Overall sentiment across the review summaries is highly mixed and polarized: several reviewers praise the staff, community feel, available medical visits, and value, while a substantial number of reviews describe serious cleanliness, safety, staffing, and management problems. This creates a pattern of uneven quality where some residents and families experience reliable, compassionate care and others report neglect, unsanitary conditions, and operational failures. The themes below summarize the most frequently mentioned strengths and concerns and highlight areas families should investigate further when considering New Hanover House.
Care quality and resident hygiene: Many reviews report troubling lapses in basic personal care and medical attention. Accounts include residents not being bathed or shaved, being left unclothed or with urine/feces on clothing, pills left in beds, and overmedication concerns. Families reported ignored POA directives and delayed medication communication. Conversely, other reviewers felt their loved ones received capable care, and some noted that the community could handle medical and cognitive issues adequately. The contrast suggests inconsistent care delivery, possibly tied to staffing levels, leadership, or unit-specific practices (particularly in memory care).
Staffing, management, and culture: Staffing and leadership emerge as a central dividing line. Negative reviews emphasize high staff turnover, understaffing, unresponsive or uncaring behavior (including a named director perceived as uncaring and a leader referred to as “Lisa” described as ineffective), improper clock-in/out practices, and front-office/customer-service problems. Positive reviews, in contrast, describe hardworking, long-term, caring staff who make the place feel like family and new leadership that appears attentive and sincere. This inconsistency points toward management instability or uneven training/oversight across shifts or units, meaning families may have markedly different experiences depending on timing and staff assignments.
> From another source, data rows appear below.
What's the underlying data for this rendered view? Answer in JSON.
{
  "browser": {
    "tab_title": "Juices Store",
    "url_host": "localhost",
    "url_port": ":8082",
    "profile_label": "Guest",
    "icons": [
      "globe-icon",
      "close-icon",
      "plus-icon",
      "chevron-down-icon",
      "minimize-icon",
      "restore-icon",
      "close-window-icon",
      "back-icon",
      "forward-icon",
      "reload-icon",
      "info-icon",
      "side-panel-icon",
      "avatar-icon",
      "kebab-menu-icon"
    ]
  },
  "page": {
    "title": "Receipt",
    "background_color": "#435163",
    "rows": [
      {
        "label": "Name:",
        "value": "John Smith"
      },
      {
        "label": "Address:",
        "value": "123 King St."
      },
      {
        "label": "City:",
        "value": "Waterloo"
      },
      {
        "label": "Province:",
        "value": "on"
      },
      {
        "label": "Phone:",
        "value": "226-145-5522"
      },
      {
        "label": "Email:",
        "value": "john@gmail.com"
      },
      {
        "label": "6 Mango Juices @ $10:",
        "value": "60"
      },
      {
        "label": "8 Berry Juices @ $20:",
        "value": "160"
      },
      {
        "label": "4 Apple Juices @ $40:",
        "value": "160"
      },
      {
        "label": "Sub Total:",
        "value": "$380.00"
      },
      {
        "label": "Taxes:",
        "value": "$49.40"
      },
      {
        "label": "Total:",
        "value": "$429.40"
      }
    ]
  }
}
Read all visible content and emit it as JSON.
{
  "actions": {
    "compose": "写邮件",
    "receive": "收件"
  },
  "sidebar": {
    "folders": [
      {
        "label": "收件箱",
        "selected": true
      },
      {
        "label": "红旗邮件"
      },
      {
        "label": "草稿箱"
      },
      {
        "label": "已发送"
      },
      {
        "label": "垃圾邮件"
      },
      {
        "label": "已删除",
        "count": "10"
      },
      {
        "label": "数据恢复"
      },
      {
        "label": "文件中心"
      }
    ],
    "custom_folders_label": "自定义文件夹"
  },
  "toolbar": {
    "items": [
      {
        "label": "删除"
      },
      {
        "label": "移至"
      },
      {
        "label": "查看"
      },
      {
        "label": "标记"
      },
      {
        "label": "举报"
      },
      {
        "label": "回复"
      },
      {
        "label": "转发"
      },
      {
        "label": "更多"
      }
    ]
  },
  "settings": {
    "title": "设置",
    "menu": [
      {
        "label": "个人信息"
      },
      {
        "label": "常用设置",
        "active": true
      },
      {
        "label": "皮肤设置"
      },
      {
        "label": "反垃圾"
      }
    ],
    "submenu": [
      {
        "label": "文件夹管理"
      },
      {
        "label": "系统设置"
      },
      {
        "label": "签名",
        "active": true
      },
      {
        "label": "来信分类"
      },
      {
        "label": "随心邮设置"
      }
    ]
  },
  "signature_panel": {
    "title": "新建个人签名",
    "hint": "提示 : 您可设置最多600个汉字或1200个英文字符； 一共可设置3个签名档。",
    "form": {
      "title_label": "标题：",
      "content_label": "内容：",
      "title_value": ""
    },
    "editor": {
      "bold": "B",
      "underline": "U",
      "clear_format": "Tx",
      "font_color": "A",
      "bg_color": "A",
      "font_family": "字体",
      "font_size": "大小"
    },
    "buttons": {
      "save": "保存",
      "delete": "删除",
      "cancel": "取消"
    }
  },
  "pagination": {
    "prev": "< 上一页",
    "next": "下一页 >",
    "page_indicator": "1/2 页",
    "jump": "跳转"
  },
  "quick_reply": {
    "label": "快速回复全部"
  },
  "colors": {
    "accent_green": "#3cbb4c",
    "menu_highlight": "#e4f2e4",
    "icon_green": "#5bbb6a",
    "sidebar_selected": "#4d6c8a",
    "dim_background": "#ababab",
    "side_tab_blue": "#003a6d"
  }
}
Facility cleanliness, pest control, and maintenance: A major cluster of negative reports concerns facility cleanliness and pest control. Specific allegations include roaches in kitchens, rooms, microwaves, and activity areas; bedbugs; dirty, dingy or yellow sheets; sticky floors; urine odors; and rooms that are disintegrating or poorly maintained. Laundry problems are repeatedly cited: dirty laundry and linens, an insufficient number of washers (one machine for 30+ residents), and improper handling. Several reviews describe the dining area as unsanitary. Offsetting these complaints are reviews that call the facility spotless with hardworking housekeepers, indicating significant variability in housekeeping standards or enforcement.
Safety, incidents, and environment: Some reviews raise safety and unusual incident concerns: reports of marijuana on premises, COVID spread among residents, and a dramatic account of an abrupt eviction related to an alligator on the property with poor communication about danger. Other reviewers describe a welcoming, peaceful environment with opportunities for socialization. The presence of such safety-related reports suggests either occasional lapses in on-site risk management or isolated incidents that were not well handled or communicated to families.
Dining, activities, and social life: Activity programming and companionship are commonly praised: many daily activities, a small-community atmosphere, and positive mentions of service dog visits. Several reviewers appreciated the socialization and felt the community provided peace of mind. Food quality receives mixed feedback—some reviews say the food is good and value fits the budget, while others say food needs improvement and residents can be left hungry at night with no snack options.
Medical and administrative services: There are positive notes about weekly doctor visits and 24/7 help being available, and some families appreciated the all-inclusive pricing and perceived value. However, administrative and billing issues were raised, including disputes or confusion over billing and inconsistent application of care-level increases. Limited nursing staff (reliance on CNAs and medication technicians) is cited as a constraint for residents with higher medical needs.
Patterns and recommendations for prospective families: The aggregate pattern is one of inconsistency—some residents flourish and families report trust and peace of mind, while others experience neglect, unsanitary conditions, and leadership failures. Repeated operational complaints (pests, laundry shortages, lack of supplies, medication handling, and management instability) are serious and repeat across multiple reviews, indicating systemic issues that should be probed carefully.
If considering New Hanover House, prospective residents and families should: (1) tour multiple units at different times of day and speak directly with current residents and their families, (2) ask for specifics on pest control protocols, housekeeping schedules, laundry capacity and policies, and how basic supplies are provided, (3) review staffing ratios, turnover rates, and qualifications of clinical staff, (4) get written policies on medication administration, incident reporting, and POA/directive honoring, (5) request recent inspection reports and infection-control measures, and (6) clarify billing practices and how care-level changes are handled. The mixed reviews mean that while the facility can be a good fit for some, there are credible and repeated reports of serious problems that warrant thorough due diligence.